Moscow school, major school of late medieval Russian icon and mural painting that flourished in Moscow from about 1400 to the end of the 16th century, succeeding the Novgorod school as the dominant Russian school of painting and eventually developing the stylistic basis for a national art. Moscow began a local artistic development parallel to that of Novgorod and other centres as it rose to a leading position in the movement to expel the Mongols, who had occupied most of Russia since the mid-13th century. The autocratic tradition of the city fostered from the beginning a preference for abstracted spiritual expression over practical narrative.
The first flowering of the Moscow school occurred under the influence of the painter Theophanes the Greek, who was born and trained in Constantinople (Istanbul), assimilated the Russian manner and spirit at Novgorod, and moved from Novgorod to Moscow about 1400. Theophanes went far beyond contemporary models in complexity of composition, subtle beauty of colour, and the fluid, almost impressionistic rendering of his deeply expressive figures. His achievements instilled in Muscovite painting a permanent appreciation of curving planes. Theophanes’ most important successor was the most distinguished of Russia’s medieval painters, a monk, Andrey Rublyov, who painted pictures of overwhelming spirituality and grace in a style that owes almost nothing to Theophanes except a devotion to artistic excellence. He concentrated on delicacy of line and luminous colour; he eliminated all unnecessary detail to strengthen the impact of the composition, and he constructed remarkably subtle and complex relationships among the few forms that remained. Elements of Rublyov’s art are reflected in most of the finest Moscow paintings of the 15th century.

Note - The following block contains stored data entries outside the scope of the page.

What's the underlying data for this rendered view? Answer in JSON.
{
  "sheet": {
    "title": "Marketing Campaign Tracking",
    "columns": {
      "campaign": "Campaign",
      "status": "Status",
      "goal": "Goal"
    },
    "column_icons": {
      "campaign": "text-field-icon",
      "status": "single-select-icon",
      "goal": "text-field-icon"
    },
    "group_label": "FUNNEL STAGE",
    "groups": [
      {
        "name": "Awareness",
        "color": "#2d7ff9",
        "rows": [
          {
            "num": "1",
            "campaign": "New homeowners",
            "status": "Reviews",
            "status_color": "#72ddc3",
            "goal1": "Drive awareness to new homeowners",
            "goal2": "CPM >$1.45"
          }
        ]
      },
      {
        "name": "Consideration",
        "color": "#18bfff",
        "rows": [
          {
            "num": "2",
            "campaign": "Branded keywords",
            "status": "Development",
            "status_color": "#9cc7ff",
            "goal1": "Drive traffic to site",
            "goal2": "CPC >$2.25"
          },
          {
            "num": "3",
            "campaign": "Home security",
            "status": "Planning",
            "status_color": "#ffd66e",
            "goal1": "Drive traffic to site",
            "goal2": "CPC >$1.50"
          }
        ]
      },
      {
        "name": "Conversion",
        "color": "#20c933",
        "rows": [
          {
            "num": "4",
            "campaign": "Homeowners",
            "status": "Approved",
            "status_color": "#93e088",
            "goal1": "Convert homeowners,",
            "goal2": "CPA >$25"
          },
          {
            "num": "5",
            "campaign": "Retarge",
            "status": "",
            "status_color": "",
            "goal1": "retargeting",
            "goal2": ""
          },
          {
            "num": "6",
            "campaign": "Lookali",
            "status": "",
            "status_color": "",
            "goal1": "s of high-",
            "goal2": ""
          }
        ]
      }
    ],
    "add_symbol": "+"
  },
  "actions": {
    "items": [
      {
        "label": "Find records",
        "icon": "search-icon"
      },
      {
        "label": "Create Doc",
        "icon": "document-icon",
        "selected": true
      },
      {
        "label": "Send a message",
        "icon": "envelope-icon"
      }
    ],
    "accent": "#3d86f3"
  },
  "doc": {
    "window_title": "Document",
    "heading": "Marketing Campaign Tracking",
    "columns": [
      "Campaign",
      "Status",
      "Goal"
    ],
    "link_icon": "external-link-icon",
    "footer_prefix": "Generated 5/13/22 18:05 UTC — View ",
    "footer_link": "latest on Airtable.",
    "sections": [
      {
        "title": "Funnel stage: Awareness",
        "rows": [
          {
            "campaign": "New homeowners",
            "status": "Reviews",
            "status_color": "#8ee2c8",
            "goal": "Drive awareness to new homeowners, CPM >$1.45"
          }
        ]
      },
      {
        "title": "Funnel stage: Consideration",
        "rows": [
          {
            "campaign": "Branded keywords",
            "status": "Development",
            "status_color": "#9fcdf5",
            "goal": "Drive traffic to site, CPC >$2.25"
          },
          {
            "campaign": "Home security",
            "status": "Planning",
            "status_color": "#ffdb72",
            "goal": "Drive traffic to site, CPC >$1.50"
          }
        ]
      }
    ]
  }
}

The period from the time of Rublyov’s death, about 1430, to the end of the 15th century was marked by a sudden growth in Moscow’s prestige and sophistication. The grand dukes of Moscow finally drove out the Mongols and united most of the cities of central Russia, including Novgorod, under their leadership. With the fall of Constantinople to the Turks in 1453, Moscow, for some time the centre of the Russian Orthodox church, became the virtual centre of Eastern Orthodoxy. An artist whose career reflected the new sophistication was the major painter Dionisy, a layman. Dionisy’s compositions, based more on intellect than on an instinctive expression of spirituality, are more arresting than either Theophanes’ or Rublyov’s. His figures convey an effect of extreme elongation and buoyancy through a drastic reduction, by simplified drawing, to silhouette and through a disparate spacing that spreads them out in a processional effect, breaking with the earlier Russian predilection for tight composition. There is a subtle colour scheme of turquoise, pale green, and rose against darker blues and purples. Perhaps the most significant quality of Dionisy’s painting was his ability to emphasize the mystical over the dramatic content of narrative scenes.
The new prestige of the Russian Orthodox church led to an unprecedented seriousness in the mystical interpretation of traditional subject matter; by the mid-16th century there were specific directives from the church based on a new didactic iconography that expounded mysteries, rites, and dogmas. The general stylistic traditions already established were followed throughout the 16th and 17th centuries, but icons became smaller and crowded in composition and steadily declined in quality. By the late 16th century much of the former spirituality had been lost, replaced by decorative enrichment and often insipid elegance.
At the beginning of the 17th century the so-called Stroganov school (q.v.) of accomplished Moscow artists assumed the leadership of the last phase of Russian medieval art.